Solo determinati enti bilaterali possono certificare i contratti di lavoro
L’Ispettorato nazionale del Lavoro interviene, con la circolare n. 4/2018, a fronte delle segnalazioni circa lo svolgimento dell’attività di certificazione dei contratti di lavoro da parte di soggetti – nella specie, “pseudo” Enti bilaterali – totalmente privi dei requisiti richiesti a tal fine.
Il riferimento è alla procedura a carattere volontario, di cui agli artt. 75 ss. del DLgs. 276/2003, finalizzata ad attestare, su istanza delle parti, che il contratto di lavoro che esse intendono sottoscrivere (o tra di esse intercorrente) rispetta le prescrizioni di forma e contenuto previste dalla legge, con conseguente correttezza della qualificazione e dell’inquadramento prescelti, in modo da ridurre il contenzioso.
Il ricorso alla stessa produce effetti importanti, tra cui l’impossibilità, per i terzi – compreso il personale ispettivo – di contestare direttamente le risultanze dell’attività certificativa. In caso di contratto di lavoro certificato, infatti:
- gli effetti del provvedimento permangono, sia tra le parti che verso i terzi - tra cui, come si è detto, gli organi di vigilanza - sino alla pronuncia di una sentenza di merito che, su ricorso di uno degli interessati, accerti l’erronea qualificazione del contratto o la difformità tra il programma negoziale certificato e la sua attuazione ovvero l’esistenza di vizi del consenso;
- detti organi non possono, dunque, procedere direttamente a riqualificare il rapporto e ad avanzare pretese contributive o sanzionatorie, essendo anche per loro necessario ottenere una sentenza che rimuova gli effetti preclusivi della certificazione. Quest’ultima è, quindi, riservata esclusivamente a Enti – le Commissioni di certificazione – in possesso di specifici requisiti.

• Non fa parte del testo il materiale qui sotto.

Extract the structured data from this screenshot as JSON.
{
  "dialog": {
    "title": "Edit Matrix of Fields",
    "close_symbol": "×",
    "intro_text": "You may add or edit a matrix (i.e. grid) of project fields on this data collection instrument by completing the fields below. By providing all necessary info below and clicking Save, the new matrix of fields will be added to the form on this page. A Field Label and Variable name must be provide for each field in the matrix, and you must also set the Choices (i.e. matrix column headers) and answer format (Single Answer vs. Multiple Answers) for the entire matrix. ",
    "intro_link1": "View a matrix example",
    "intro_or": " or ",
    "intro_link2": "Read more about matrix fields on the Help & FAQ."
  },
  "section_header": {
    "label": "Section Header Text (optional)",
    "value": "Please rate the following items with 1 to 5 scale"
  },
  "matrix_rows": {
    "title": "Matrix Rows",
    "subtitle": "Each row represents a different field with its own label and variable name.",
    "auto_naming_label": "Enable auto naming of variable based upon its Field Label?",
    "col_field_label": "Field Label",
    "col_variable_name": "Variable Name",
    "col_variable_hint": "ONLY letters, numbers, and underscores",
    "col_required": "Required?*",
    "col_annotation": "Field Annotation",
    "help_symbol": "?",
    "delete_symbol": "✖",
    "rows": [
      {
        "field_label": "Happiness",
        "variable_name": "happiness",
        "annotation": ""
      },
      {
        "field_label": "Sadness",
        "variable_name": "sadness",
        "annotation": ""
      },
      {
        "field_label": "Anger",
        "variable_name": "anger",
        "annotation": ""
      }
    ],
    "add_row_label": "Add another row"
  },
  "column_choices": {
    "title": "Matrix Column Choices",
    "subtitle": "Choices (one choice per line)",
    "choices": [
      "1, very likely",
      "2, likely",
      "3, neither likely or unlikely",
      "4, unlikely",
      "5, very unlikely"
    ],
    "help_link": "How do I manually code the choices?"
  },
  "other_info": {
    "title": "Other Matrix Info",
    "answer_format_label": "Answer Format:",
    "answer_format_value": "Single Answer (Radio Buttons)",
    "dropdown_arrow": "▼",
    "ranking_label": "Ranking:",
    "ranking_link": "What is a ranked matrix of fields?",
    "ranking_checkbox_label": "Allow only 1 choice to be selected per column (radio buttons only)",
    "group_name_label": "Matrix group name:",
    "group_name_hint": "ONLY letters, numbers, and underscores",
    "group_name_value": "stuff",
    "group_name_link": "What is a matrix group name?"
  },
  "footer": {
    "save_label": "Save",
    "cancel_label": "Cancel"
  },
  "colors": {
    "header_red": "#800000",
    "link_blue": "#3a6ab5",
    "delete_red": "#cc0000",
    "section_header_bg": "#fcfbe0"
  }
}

In particolare, in caso di Enti bilaterali, deve trattarsi, in linea con la definizione di cui all’art. 2, lett. h) del DLgs. 276/2003, di soggetti costituiti a iniziativa di una o più associazioni dei datori e dei prestatori di lavoro dotate, per ciascuna parte, della maggiore rappresentatività in termini comparativi. In mancanza, l’organismo non può ritenersi abitato a svolgere l’attività di cui si tratta. Gli ispettori potranno, dunque, operare senza tenere minimamente conto dell’esistenza di provvedimenti certificati da tali “pseudo” Enti.